Environmental risk factors tend to operate most strongly in children with genetic vulnerability (Rutter et al., 1990). It is therefore critical to identify the joint role of environmental and genetic factors in the etiology of drug abuse. In recent years, the conceptualization of addiction as a brain disease has come under increasing criticism.

Book Title: Theories and Biological Basis of Addiction

Several studies comparing alcoholics with nonalcoholics have found decreased platelet MAO activity levels among alcohol abusers (von Knorring et al., 1985; Pandey et al., 1988; Tabakoff et al., 1988). MAO is an enzyme that is important in the metabolism of a variety of brain neurotransmitters that affect behavior, including dopamine, norepinephrine, and serotonin. Etiological research focuses primarily on the likely causes and correlates of drug use; it has identified many factors that affect drug use, although no single variable or set of variables explains drug use by an individual.

biological model of addiction

Estimates of the heritability of CocUD range from ~0.40 to 0.80, with evidence of a common genetic vulnerability with other SUDs, especially cannabis, and little evidence of cocaine-specific genetic influences (Kendler et al., 2007). Measurement of neurotransmitter release in localised brain areas during behaviour and/or in response to drugs is really important in understanding underlying neurotransmitter actions. Over the last few decades, two main methods have been employed, both of which can be used in awake, freely moving experimental animals. These are forms of neuroadaptation which are important in many aspects of neuronal function, and are particularly important in understanding processes of drug addiction.

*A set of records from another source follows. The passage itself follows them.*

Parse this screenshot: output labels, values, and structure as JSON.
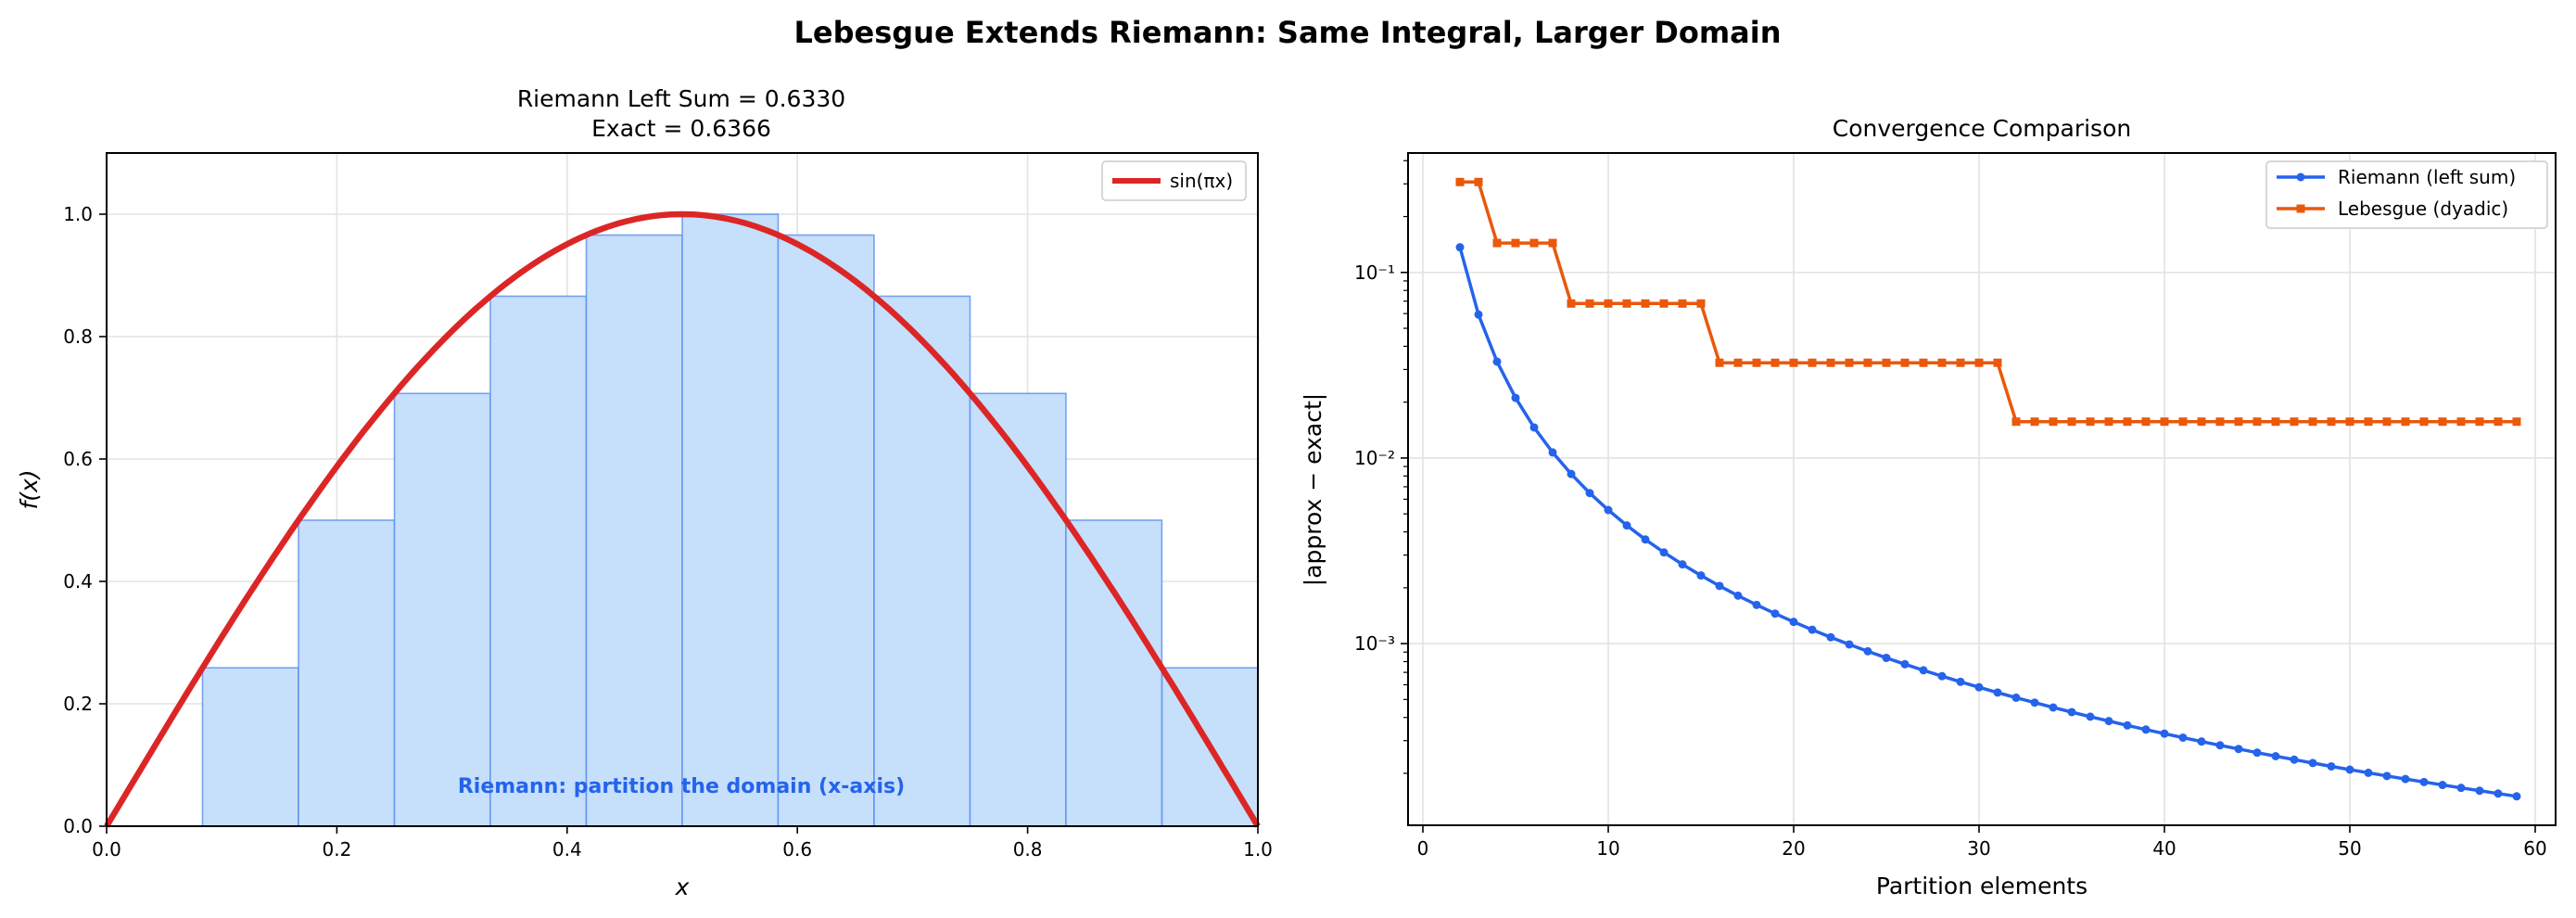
{
  "suptitle": "Lebesgue Extends Riemann: Same Integral, Larger Domain",
  "chart_data": [
    {
      "type": "bar",
      "title_line1": "Riemann Left Sum $=0.6330$",
      "title_line1_text": "Riemann Left Sum  = 0.6330",
      "title_line2_text": "Exact  = 0.6366",
      "xlabel": "x",
      "ylabel": "f(x)",
      "xlim": [
        0,
        1
      ],
      "ylim": [
        0,
        1.1
      ],
      "grid": true,
      "xticks": [
        "0.0",
        "0.2",
        "0.4",
        "0.6",
        "0.8",
        "1.0"
      ],
      "yticks": [
        "0.0",
        "0.2",
        "0.4",
        "0.6",
        "0.8",
        "1.0"
      ],
      "bars": {
        "left_edges": [
          0,
          0.0833,
          0.1667,
          0.25,
          0.3333,
          0.4167,
          0.5,
          0.5833,
          0.6667,
          0.75,
          0.8333,
          0.9167
        ],
        "width": 0.0833,
        "heights": [
          0,
          0.2588,
          0.5,
          0.7071,
          0.866,
          0.9659,
          1.0,
          0.9659,
          0.866,
          0.7071,
          0.5,
          0.2588
        ],
        "fill": "#c6dffa",
        "edge": "#5b8def"
      },
      "curve": {
        "name": "sin(πx)",
        "function": "sin(pi*x)",
        "color": "#dc2626"
      },
      "legend_position": "top-right",
      "annotation": "Riemann: partition the domain (x-axis)",
      "annotation_color": "#2563eb"
    },
    {
      "type": "line",
      "title": "Convergence Comparison",
      "xlabel": "Partition elements",
      "ylabel": "|approx − exact|",
      "xscale": "linear",
      "yscale": "log",
      "xlim": [
        -0.8,
        61.1
      ],
      "ylim": [
        0.000105,
        0.44
      ],
      "grid": true,
      "xticks": [
        0,
        10,
        20,
        30,
        40,
        50,
        60
      ],
      "yticks": [
        {
          "value": 0.1,
          "label": "10⁻¹"
        },
        {
          "value": 0.01,
          "label": "10⁻²"
        },
        {
          "value": 0.001,
          "label": "10⁻³"
        }
      ],
      "legend_position": "top-right",
      "x": [
        2,
        3,
        4,
        5,
        6,
        7,
        8,
        9,
        10,
        11,
        12,
        13,
        14,
        15,
        16,
        17,
        18,
        19,
        20,
        21,
        22,
        23,
        24,
        25,
        26,
        27,
        28,
        29,
        30,
        31,
        32,
        33,
        34,
        35,
        36,
        37,
        38,
        39,
        40,
        41,
        42,
        43,
        44,
        45,
        46,
        47,
        48,
        49,
        50,
        51,
        52,
        53,
        54,
        55,
        56,
        57,
        58,
        59
      ],
      "series": [
        {
          "name": "Riemann (left sum)",
          "color": "#2563eb",
          "marker": "circle",
          "values": [
            0.1366,
            0.05927,
            0.03307,
            0.02108,
            0.01461,
            0.01072,
            0.008202,
            0.006477,
            0.005245,
            0.004333,
            0.00364,
            0.003101,
            0.002673,
            0.002329,
            0.002046,
            0.001813,
            0.001617,
            0.001451,
            0.001309,
            0.001188,
            0.001082,
            0.0009898,
            0.0009091,
            0.0008378,
            0.0007746,
            0.0007183,
            0.0006679,
            0.0006226,
            0.0005818,
            0.0005449,
            0.0005113,
            0.0004808,
            0.0004529,
            0.0004274,
            0.000404,
            0.0003825,
            0.0003626,
            0.0003442,
            0.0003273,
            0.0003115,
            0.0002968,
            0.0002832,
            0.0002705,
            0.0002586,
            0.0002474,
            0.000237,
            0.0002273,
            0.0002181,
            0.0002094,
            0.0002013,
            0.0001936,
            0.0001864,
            0.0001796,
            0.0001731,
            0.000167,
            0.0001612,
            0.0001556,
            0.0001504
          ]
        },
        {
          "name": "Lebesgue (dyadic)",
          "color": "#ea580c",
          "marker": "square",
          "values": [
            0.307,
            0.307,
            0.144,
            0.144,
            0.144,
            0.144,
            0.068,
            0.068,
            0.068,
            0.068,
            0.068,
            0.068,
            0.068,
            0.068,
            0.0326,
            0.0326,
            0.0326,
            0.0326,
            0.0326,
            0.0326,
            0.0326,
            0.0326,
            0.0326,
            0.0326,
            0.0326,
            0.0326,
            0.0326,
            0.0326,
            0.0326,
            0.0326,
            0.0157,
            0.0157,
            0.0157,
            0.0157,
            0.0157,
            0.0157,
            0.0157,
            0.0157,
            0.0157,
            0.0157,
            0.0157,
            0.0157,
            0.0157,
            0.0157,
            0.0157,
            0.0157,
            0.0157,
            0.0157,
            0.0157,
            0.0157,
            0.0157,
            0.0157,
            0.0157,
            0.0157,
            0.0157,
            0.0157,
            0.0157,
            0.0157
          ]
        }
      ]
    }
  ]
}
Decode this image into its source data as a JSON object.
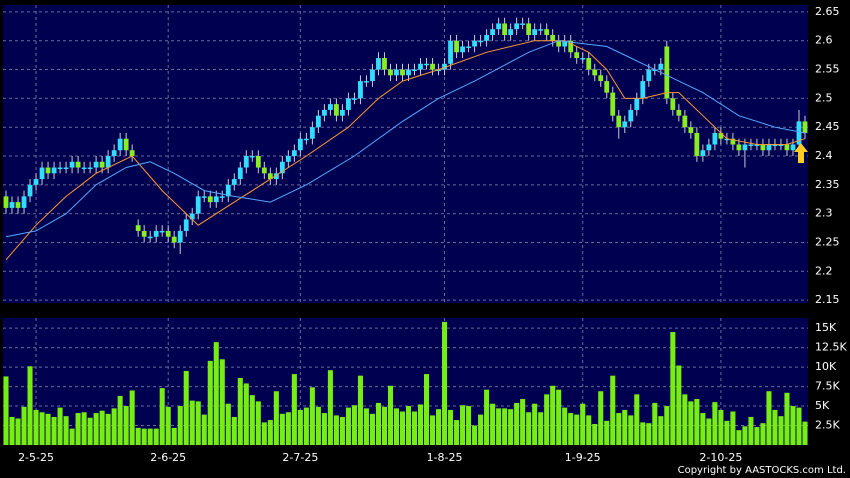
{
  "chart_data": [
    {
      "type": "candlestick",
      "categories": [
        null,
        null,
        null,
        null,
        null,
        "2-5-25",
        null,
        null,
        null,
        null,
        null,
        null,
        null,
        null,
        null,
        null,
        null,
        null,
        null,
        null,
        null,
        null,
        null,
        null,
        null,
        null,
        null,
        "2-6-25",
        null,
        null,
        null,
        null,
        null,
        null,
        null,
        null,
        null,
        null,
        null,
        null,
        null,
        null,
        null,
        null,
        null,
        null,
        null,
        null,
        null,
        "2-7-25",
        null,
        null,
        null,
        null,
        null,
        null,
        null,
        null,
        null,
        null,
        null,
        null,
        null,
        null,
        null,
        null,
        null,
        null,
        null,
        null,
        null,
        null,
        null,
        "1-8-25",
        null,
        null,
        null,
        null,
        null,
        null,
        null,
        null,
        null,
        null,
        null,
        null,
        null,
        null,
        null,
        null,
        null,
        null,
        null,
        null,
        null,
        null,
        "1-9-25",
        null,
        null,
        null,
        null,
        null,
        null,
        null,
        null,
        null,
        null,
        null,
        null,
        null,
        null,
        null,
        null,
        null,
        null,
        null,
        null,
        null,
        null,
        "2-10-25",
        null,
        null,
        null,
        null,
        null,
        null,
        null,
        null,
        null,
        null,
        null,
        null,
        null,
        null
      ],
      "open": [
        2.33,
        2.31,
        2.32,
        2.31,
        2.33,
        2.35,
        2.36,
        2.38,
        2.37,
        2.38,
        2.38,
        2.38,
        2.39,
        2.38,
        2.38,
        2.38,
        2.39,
        2.38,
        2.4,
        2.41,
        2.43,
        2.41,
        2.28,
        2.27,
        2.26,
        2.26,
        2.27,
        2.27,
        2.26,
        2.25,
        2.27,
        2.29,
        2.3,
        2.33,
        2.33,
        2.32,
        2.33,
        2.33,
        2.35,
        2.36,
        2.38,
        2.4,
        2.4,
        2.38,
        2.37,
        2.36,
        2.37,
        2.39,
        2.4,
        2.41,
        2.43,
        2.43,
        2.45,
        2.47,
        2.48,
        2.49,
        2.47,
        2.48,
        2.5,
        2.5,
        2.53,
        2.53,
        2.55,
        2.57,
        2.55,
        2.54,
        2.55,
        2.54,
        2.55,
        2.55,
        2.56,
        2.56,
        2.55,
        2.55,
        2.56,
        2.6,
        2.58,
        2.59,
        2.59,
        2.6,
        2.6,
        2.61,
        2.62,
        2.63,
        2.61,
        2.62,
        2.63,
        2.63,
        2.61,
        2.62,
        2.62,
        2.61,
        2.6,
        2.59,
        2.6,
        2.58,
        2.57,
        2.57,
        2.55,
        2.54,
        2.53,
        2.51,
        2.47,
        2.45,
        2.46,
        2.48,
        2.5,
        2.53,
        2.55,
        2.55,
        2.59,
        2.5,
        2.48,
        2.47,
        2.45,
        2.44,
        2.4,
        2.41,
        2.42,
        2.44,
        2.43,
        2.43,
        2.42,
        2.41,
        2.42,
        2.42,
        2.42,
        2.41,
        2.42,
        2.42,
        2.42,
        2.41,
        2.42,
        2.46
      ],
      "high": [
        2.34,
        2.33,
        2.33,
        2.34,
        2.36,
        2.37,
        2.39,
        2.39,
        2.39,
        2.39,
        2.39,
        2.4,
        2.4,
        2.39,
        2.39,
        2.4,
        2.4,
        2.41,
        2.42,
        2.44,
        2.44,
        2.42,
        2.29,
        2.28,
        2.27,
        2.28,
        2.28,
        2.28,
        2.27,
        2.28,
        2.3,
        2.31,
        2.34,
        2.34,
        2.34,
        2.34,
        2.34,
        2.36,
        2.37,
        2.39,
        2.41,
        2.41,
        2.41,
        2.39,
        2.38,
        2.38,
        2.4,
        2.41,
        2.42,
        2.44,
        2.44,
        2.46,
        2.48,
        2.49,
        2.5,
        2.5,
        2.49,
        2.51,
        2.51,
        2.54,
        2.54,
        2.56,
        2.58,
        2.58,
        2.56,
        2.56,
        2.56,
        2.56,
        2.56,
        2.57,
        2.57,
        2.57,
        2.56,
        2.57,
        2.61,
        2.61,
        2.6,
        2.6,
        2.61,
        2.61,
        2.62,
        2.63,
        2.64,
        2.64,
        2.63,
        2.64,
        2.64,
        2.64,
        2.63,
        2.63,
        2.63,
        2.62,
        2.61,
        2.61,
        2.61,
        2.59,
        2.58,
        2.58,
        2.56,
        2.55,
        2.54,
        2.52,
        2.48,
        2.47,
        2.49,
        2.51,
        2.54,
        2.56,
        2.56,
        2.57,
        2.6,
        2.51,
        2.49,
        2.48,
        2.46,
        2.45,
        2.42,
        2.43,
        2.45,
        2.45,
        2.44,
        2.44,
        2.43,
        2.43,
        2.43,
        2.43,
        2.43,
        2.43,
        2.43,
        2.43,
        2.43,
        2.43,
        2.48,
        2.47
      ],
      "low": [
        2.3,
        2.3,
        2.3,
        2.3,
        2.32,
        2.34,
        2.35,
        2.36,
        2.36,
        2.37,
        2.37,
        2.37,
        2.37,
        2.37,
        2.37,
        2.37,
        2.37,
        2.37,
        2.39,
        2.4,
        2.4,
        2.39,
        2.26,
        2.25,
        2.25,
        2.25,
        2.26,
        2.25,
        2.24,
        2.23,
        2.26,
        2.28,
        2.29,
        2.32,
        2.31,
        2.31,
        2.32,
        2.32,
        2.34,
        2.35,
        2.37,
        2.39,
        2.37,
        2.36,
        2.35,
        2.35,
        2.36,
        2.38,
        2.39,
        2.4,
        2.42,
        2.42,
        2.44,
        2.46,
        2.47,
        2.46,
        2.46,
        2.47,
        2.49,
        2.49,
        2.52,
        2.52,
        2.54,
        2.54,
        2.53,
        2.53,
        2.53,
        2.53,
        2.54,
        2.54,
        2.55,
        2.54,
        2.54,
        2.54,
        2.55,
        2.57,
        2.57,
        2.58,
        2.58,
        2.59,
        2.59,
        2.6,
        2.61,
        2.6,
        2.6,
        2.61,
        2.62,
        2.6,
        2.6,
        2.61,
        2.6,
        2.59,
        2.58,
        2.58,
        2.57,
        2.56,
        2.56,
        2.54,
        2.53,
        2.52,
        2.5,
        2.46,
        2.43,
        2.44,
        2.45,
        2.47,
        2.49,
        2.52,
        2.54,
        2.54,
        2.49,
        2.47,
        2.46,
        2.44,
        2.43,
        2.39,
        2.39,
        2.4,
        2.41,
        2.42,
        2.42,
        2.41,
        2.4,
        2.38,
        2.41,
        2.41,
        2.4,
        2.4,
        2.41,
        2.41,
        2.4,
        2.4,
        2.41,
        2.43
      ],
      "close": [
        2.31,
        2.32,
        2.31,
        2.33,
        2.35,
        2.36,
        2.38,
        2.37,
        2.38,
        2.38,
        2.38,
        2.39,
        2.38,
        2.38,
        2.38,
        2.39,
        2.38,
        2.4,
        2.41,
        2.43,
        2.41,
        2.4,
        2.27,
        2.26,
        2.26,
        2.27,
        2.27,
        2.26,
        2.25,
        2.27,
        2.29,
        2.3,
        2.33,
        2.33,
        2.32,
        2.33,
        2.33,
        2.35,
        2.36,
        2.38,
        2.4,
        2.4,
        2.38,
        2.37,
        2.36,
        2.37,
        2.39,
        2.4,
        2.41,
        2.43,
        2.43,
        2.45,
        2.47,
        2.48,
        2.49,
        2.47,
        2.48,
        2.5,
        2.5,
        2.53,
        2.53,
        2.55,
        2.57,
        2.55,
        2.54,
        2.55,
        2.54,
        2.55,
        2.55,
        2.56,
        2.56,
        2.55,
        2.55,
        2.56,
        2.6,
        2.58,
        2.59,
        2.59,
        2.6,
        2.6,
        2.61,
        2.62,
        2.63,
        2.61,
        2.62,
        2.63,
        2.63,
        2.61,
        2.62,
        2.62,
        2.61,
        2.6,
        2.59,
        2.6,
        2.58,
        2.57,
        2.57,
        2.55,
        2.54,
        2.53,
        2.51,
        2.47,
        2.45,
        2.46,
        2.48,
        2.5,
        2.53,
        2.55,
        2.55,
        2.56,
        2.5,
        2.48,
        2.47,
        2.45,
        2.44,
        2.4,
        2.41,
        2.42,
        2.44,
        2.43,
        2.43,
        2.42,
        2.41,
        2.42,
        2.42,
        2.42,
        2.41,
        2.42,
        2.42,
        2.42,
        2.41,
        2.42,
        2.46,
        2.44
      ],
      "up_color": "#33ddff",
      "down_color": "#88ee22",
      "lines": [
        {
          "color": "#ff9933",
          "x": [
            0,
            5,
            10,
            15,
            21,
            26,
            32,
            38,
            44,
            50,
            57,
            62,
            66,
            72,
            80,
            88,
            93,
            97,
            100,
            103,
            106,
            110,
            112,
            116,
            120,
            125,
            130,
            133
          ],
          "values": [
            2.22,
            2.28,
            2.33,
            2.37,
            2.4,
            2.34,
            2.28,
            2.32,
            2.36,
            2.4,
            2.45,
            2.5,
            2.53,
            2.55,
            2.58,
            2.6,
            2.6,
            2.58,
            2.55,
            2.5,
            2.5,
            2.51,
            2.51,
            2.47,
            2.43,
            2.42,
            2.42,
            2.43
          ]
        },
        {
          "color": "#55aaff",
          "x": [
            0,
            5,
            10,
            15,
            20,
            24,
            28,
            33,
            38,
            44,
            50,
            58,
            66,
            72,
            78,
            87,
            92,
            100,
            104,
            108,
            112,
            116,
            122,
            128,
            133
          ],
          "values": [
            2.26,
            2.27,
            2.3,
            2.35,
            2.38,
            2.39,
            2.37,
            2.34,
            2.33,
            2.32,
            2.35,
            2.4,
            2.46,
            2.5,
            2.53,
            2.58,
            2.6,
            2.59,
            2.57,
            2.55,
            2.53,
            2.51,
            2.47,
            2.45,
            2.44
          ]
        }
      ],
      "ylim": [
        2.145,
        2.662
      ],
      "yticks": [
        2.15,
        2.2,
        2.25,
        2.3,
        2.35,
        2.4,
        2.45,
        2.5,
        2.55,
        2.6,
        2.65
      ],
      "grid": true
    },
    {
      "type": "bar",
      "values": [
        8800,
        3600,
        3400,
        4900,
        10100,
        4500,
        4200,
        4000,
        3600,
        4800,
        3700,
        2100,
        4100,
        4200,
        3500,
        4100,
        4400,
        4000,
        4700,
        6300,
        5000,
        7000,
        2200,
        2100,
        2100,
        2100,
        7300,
        4900,
        2200,
        5000,
        9500,
        5700,
        5600,
        3900,
        10800,
        13200,
        11000,
        5300,
        3600,
        8600,
        7900,
        6400,
        5600,
        2900,
        3200,
        6900,
        4000,
        4200,
        9100,
        4500,
        4800,
        7400,
        4900,
        4100,
        9600,
        3800,
        3600,
        4800,
        5100,
        8900,
        4700,
        4000,
        5400,
        4900,
        7600,
        4700,
        4300,
        5000,
        4300,
        5200,
        9100,
        3800,
        4600,
        15800,
        4500,
        3200,
        5100,
        5000,
        2500,
        3900,
        7100,
        5300,
        4700,
        4700,
        4600,
        5400,
        5900,
        4200,
        5300,
        4200,
        6500,
        7600,
        7100,
        4800,
        4100,
        3900,
        5300,
        3800,
        2700,
        6900,
        3100,
        8900,
        4100,
        4500,
        3800,
        6500,
        2900,
        2800,
        5400,
        3700,
        5000,
        14500,
        10200,
        6500,
        5600,
        5900,
        4100,
        3400,
        5500,
        4500,
        3100,
        4300,
        1900,
        2400,
        3600,
        2300,
        2800,
        6900,
        4500,
        3700,
        6700,
        5000,
        4800,
        3000
      ],
      "color": "#77ee11",
      "ylim": [
        0,
        16300
      ],
      "yticks": [
        {
          "value": 2500,
          "label": "2.5K"
        },
        {
          "value": 5000,
          "label": "5K"
        },
        {
          "value": 7500,
          "label": "7.5K"
        },
        {
          "value": 10000,
          "label": "10K"
        },
        {
          "value": 12500,
          "label": "12.5K"
        },
        {
          "value": 15000,
          "label": "15K"
        }
      ],
      "grid": true
    }
  ],
  "footer": "Copyright by AASTOCKS.com Ltd."
}
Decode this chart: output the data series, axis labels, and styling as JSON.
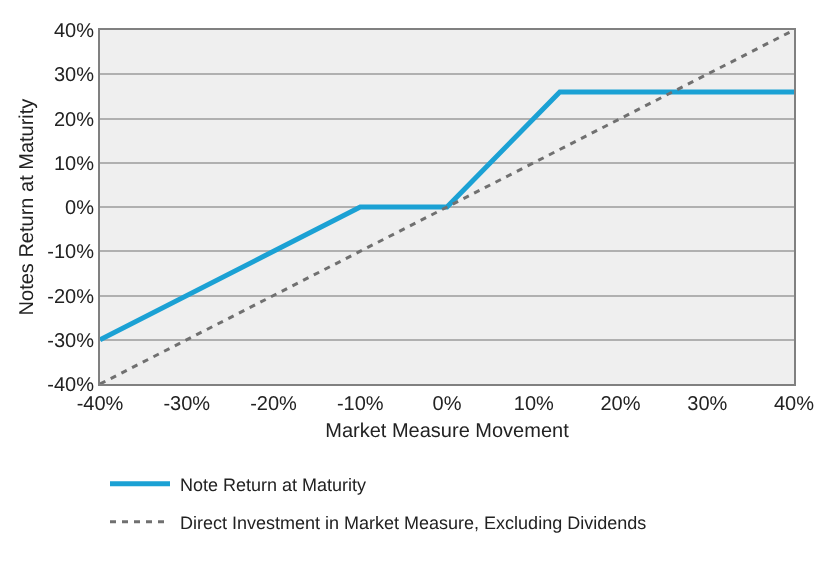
{
  "chart_data": {
    "type": "line",
    "xlabel": "Market Measure Movement",
    "ylabel": "Notes Return at Maturity",
    "series": [
      {
        "name": "Note Return at Maturity",
        "color": "#1ba1d4",
        "line_style": "solid",
        "x": [
          -40,
          -10,
          0,
          13,
          40
        ],
        "values": [
          -30,
          0,
          0,
          26,
          26
        ]
      },
      {
        "name": "Direct Investment in Market Measure, Excluding Dividends",
        "color": "#707070",
        "line_style": "dotted",
        "x": [
          -40,
          40
        ],
        "values": [
          -40,
          40
        ]
      }
    ],
    "xlim": [
      -40,
      40
    ],
    "ylim": [
      -40,
      40
    ],
    "xticks": [
      {
        "value": -40,
        "label": "-40%"
      },
      {
        "value": -30,
        "label": "-30%"
      },
      {
        "value": -20,
        "label": "-20%"
      },
      {
        "value": -10,
        "label": "-10%"
      },
      {
        "value": 0,
        "label": "0%"
      },
      {
        "value": 10,
        "label": "10%"
      },
      {
        "value": 20,
        "label": "20%"
      },
      {
        "value": 30,
        "label": "30%"
      },
      {
        "value": 40,
        "label": "40%"
      }
    ],
    "yticks": [
      {
        "value": -40,
        "label": "-40%"
      },
      {
        "value": -30,
        "label": "-30%"
      },
      {
        "value": -20,
        "label": "-20%"
      },
      {
        "value": -10,
        "label": "-10%"
      },
      {
        "value": 0,
        "label": "0%"
      },
      {
        "value": 10,
        "label": "10%"
      },
      {
        "value": 20,
        "label": "20%"
      },
      {
        "value": 30,
        "label": "30%"
      },
      {
        "value": 40,
        "label": "40%"
      }
    ],
    "grid": "y",
    "legend": "bottom",
    "marker": "none"
  }
}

A developmental model of addiction

Incentive salience, or ‘wanting’ on the other hand, represents the motivational importance of stimuli, making otherwise unimportant stimuli able to attract attention, making them attractive and ‘wanted’. This dissociation of the two components accounts for the observation that addicts continue to seek and take drugs, even when they derive little or no pleasure from it, and when they are fully aware of the physical, emotional and social damage it is causing. Importantly, the dissociation between ‘wanting’ and ‘liking’ has also been demonstrated experimentally, indicating that it is not simply a theoretical concept, but does actually occur. We therefore argue that a contemporary view of addiction as a brain disease does not deny the influence of social, environmental, developmental, or socioeconomic processes, but rather proposes that the brain is the underlying material substrate upon which those factors impinge and from which the responses originate.

Therefore some of these so called ‘addictive behaviours’ share many of characteristics of drug addiction, and evidence suggests that they may share similar neural mechanisms. A major research focus is aimed at identifying whether they are indeed different manifestations of the same process or different processes. Considering the site of action of the different drugs accounts for why animals will self-administer morphine into the VTA and amphetamine and cocaine into the nucleus accumbens, as these are the regions where the respective drugs activate mesolimbic function.